Pour achever son parcours, il meurt en 1861 à 38 ans dans la Maison de
santé municipale du Dr Dubois (aujourd’hui hôpital Fernand Widal) où
sont coutumièrement envoyés les gens de lettres malades. Son enterrement
est suivi par toute la bohème et donne lieu à des dizaines d’articles
dans la presse.
Alexandre Schanne (1823-1887), grand ami de Murger et membre de son
groupe, est décrit dans les Scènes de la vie de bohème sous le nom de
Schaunard, suite à une coquille typographique (le n de Schannard
transformé en u). Après quelques années, il se range du milieu
artistique et de cette vie extravagante pour reprendre le magasin de
jouets de son père, dans le Marais. Ce n’est qu’à la fin de son chemin,
en 1886, qu’il raconte ses Souvenirs de la vie de Schaunard où il
rétablit certaines vérités et dresse de longues listes de bohèmes.
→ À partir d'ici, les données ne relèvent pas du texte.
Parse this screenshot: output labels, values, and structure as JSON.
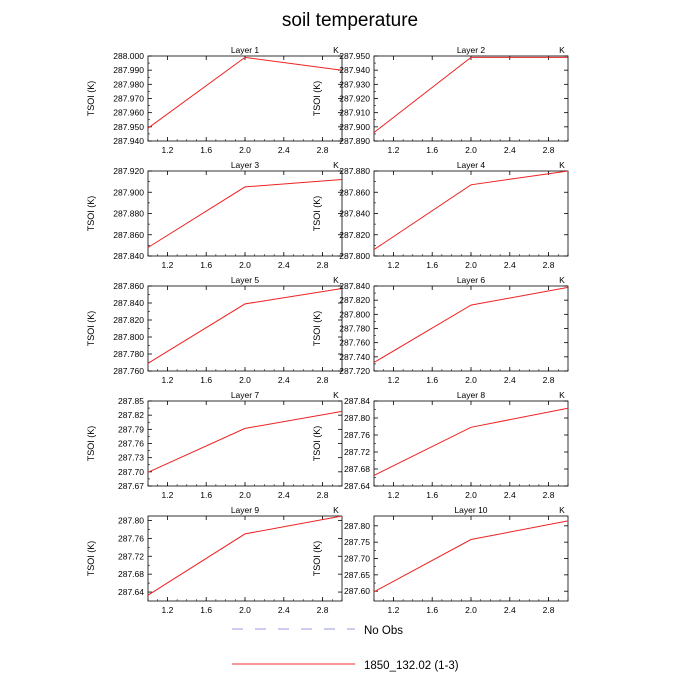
{
  "title": "soil temperature",
  "chart_data": [
    {
      "type": "line",
      "title": "Layer 1",
      "unit": "K",
      "ylabel": "TSOI  (K)",
      "x": [
        1,
        2,
        3
      ],
      "values": [
        287.949,
        287.999,
        287.99
      ],
      "ylim": [
        287.94,
        288.0
      ],
      "yticks": [
        287.94,
        287.95,
        287.96,
        287.97,
        287.98,
        287.99,
        288.0
      ],
      "ydec": 3,
      "xlim": [
        1,
        3
      ],
      "xticks": [
        1.2,
        1.6,
        2.0,
        2.4,
        2.8
      ]
    },
    {
      "type": "line",
      "title": "Layer 2",
      "unit": "K",
      "ylabel": "TSOI  (K)",
      "x": [
        1,
        2,
        3
      ],
      "values": [
        287.896,
        287.949,
        287.949
      ],
      "ylim": [
        287.89,
        287.95
      ],
      "yticks": [
        287.89,
        287.9,
        287.91,
        287.92,
        287.93,
        287.94,
        287.95
      ],
      "ydec": 3,
      "xlim": [
        1,
        3
      ],
      "xticks": [
        1.2,
        1.6,
        2.0,
        2.4,
        2.8
      ]
    },
    {
      "type": "line",
      "title": "Layer 3",
      "unit": "K",
      "ylabel": "TSOI  (K)",
      "x": [
        1,
        2,
        3
      ],
      "values": [
        287.848,
        287.905,
        287.912
      ],
      "ylim": [
        287.84,
        287.92
      ],
      "yticks": [
        287.84,
        287.86,
        287.88,
        287.9,
        287.92
      ],
      "ydec": 3,
      "xlim": [
        1,
        3
      ],
      "xticks": [
        1.2,
        1.6,
        2.0,
        2.4,
        2.8
      ]
    },
    {
      "type": "line",
      "title": "Layer 4",
      "unit": "K",
      "ylabel": "TSOI  (K)",
      "x": [
        1,
        2,
        3
      ],
      "values": [
        287.806,
        287.867,
        287.88
      ],
      "ylim": [
        287.8,
        287.88
      ],
      "yticks": [
        287.8,
        287.82,
        287.84,
        287.86,
        287.88
      ],
      "ydec": 3,
      "xlim": [
        1,
        3
      ],
      "xticks": [
        1.2,
        1.6,
        2.0,
        2.4,
        2.8
      ]
    },
    {
      "type": "line",
      "title": "Layer 5",
      "unit": "K",
      "ylabel": "TSOI  (K)",
      "x": [
        1,
        2,
        3
      ],
      "values": [
        287.769,
        287.839,
        287.857
      ],
      "ylim": [
        287.76,
        287.86
      ],
      "yticks": [
        287.76,
        287.78,
        287.8,
        287.82,
        287.84,
        287.86
      ],
      "ydec": 3,
      "xlim": [
        1,
        3
      ],
      "xticks": [
        1.2,
        1.6,
        2.0,
        2.4,
        2.8
      ]
    },
    {
      "type": "line",
      "title": "Layer 6",
      "unit": "K",
      "ylabel": "TSOI  (K)",
      "x": [
        1,
        2,
        3
      ],
      "values": [
        287.732,
        287.813,
        287.838
      ],
      "ylim": [
        287.72,
        287.84
      ],
      "yticks": [
        287.72,
        287.74,
        287.76,
        287.78,
        287.8,
        287.82,
        287.84
      ],
      "ydec": 3,
      "xlim": [
        1,
        3
      ],
      "xticks": [
        1.2,
        1.6,
        2.0,
        2.4,
        2.8
      ]
    },
    {
      "type": "line",
      "title": "Layer 7",
      "unit": "K",
      "ylabel": "TSOI  (K)",
      "x": [
        1,
        2,
        3
      ],
      "values": [
        287.699,
        287.792,
        287.828
      ],
      "ylim": [
        287.67,
        287.85
      ],
      "yticks": [
        287.67,
        287.7,
        287.73,
        287.76,
        287.79,
        287.82,
        287.85
      ],
      "ydec": 2,
      "xlim": [
        1,
        3
      ],
      "xticks": [
        1.2,
        1.6,
        2.0,
        2.4,
        2.8
      ]
    },
    {
      "type": "line",
      "title": "Layer 8",
      "unit": "K",
      "ylabel": "TSOI  (K)",
      "x": [
        1,
        2,
        3
      ],
      "values": [
        287.665,
        287.778,
        287.823
      ],
      "ylim": [
        287.64,
        287.84
      ],
      "yticks": [
        287.64,
        287.68,
        287.72,
        287.76,
        287.8,
        287.84
      ],
      "ydec": 2,
      "xlim": [
        1,
        3
      ],
      "xticks": [
        1.2,
        1.6,
        2.0,
        2.4,
        2.8
      ]
    },
    {
      "type": "line",
      "title": "Layer 9",
      "unit": "K",
      "ylabel": "TSOI  (K)",
      "x": [
        1,
        2,
        3
      ],
      "values": [
        287.633,
        287.77,
        287.81
      ],
      "ylim": [
        287.62,
        287.81
      ],
      "yticks": [
        287.64,
        287.68,
        287.72,
        287.76,
        287.8
      ],
      "ydec": 2,
      "xlim": [
        1,
        3
      ],
      "xticks": [
        1.2,
        1.6,
        2.0,
        2.4,
        2.8
      ]
    },
    {
      "type": "line",
      "title": "Layer 10",
      "unit": "K",
      "ylabel": "TSOI  (K)",
      "x": [
        1,
        2,
        3
      ],
      "values": [
        287.598,
        287.758,
        287.815
      ],
      "ylim": [
        287.57,
        287.83
      ],
      "yticks": [
        287.6,
        287.65,
        287.7,
        287.75,
        287.8
      ],
      "ydec": 2,
      "xlim": [
        1,
        3
      ],
      "xticks": [
        1.2,
        1.6,
        2.0,
        2.4,
        2.8
      ]
    }
  ],
  "legend": [
    {
      "label": "No Obs",
      "color": "#9a9ae0",
      "dash": true
    },
    {
      "label": "1850_132.02 (1-3)",
      "color": "#ee3030",
      "dash": false
    }
  ],
  "colors": {
    "series": "#ee2222",
    "axis": "#000000"
  }
}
Champfleury (1821-1889), de son vrai nom Jules François Félix Husson,
grand ami du précédent, est un autre littérateur bohème qui semble avoir
connu tous les cercles de la bohème au cours du 19e siècle, grâce à sa
longévité. Il raconte cette amitié et notamment le passage d’une femme
dans leur vie, à travers Les Aventures de Mademoiselle Mariette. On
croise dans ce récit la figure d’un étrange poète, amoureux des chats,
qui lui offre un sonnet sur ce mystérieux animal. D’ailleurs son livre
sur Les Chats représente son plus grand succès littéraire. Champfleury
fut l’ami de tout le monde, de Victor Hugo, de Flaubert, et de
Baudelaire, donc. On le situe dans le camp des Réalistes qui se
réunissaient à la brasserie Andler puis à la brasserie des Martyrs,
constituant un nouveau groupe, où se retrouvent, outre les anciens
Buveurs d’eau, Gustave Courbet, Jules Vallès, Proudhon, Honoré Daumier
et une troisième génération de bohèmes. Champfleury qui était partout en
son temps et semble nulle part aujourd’hui.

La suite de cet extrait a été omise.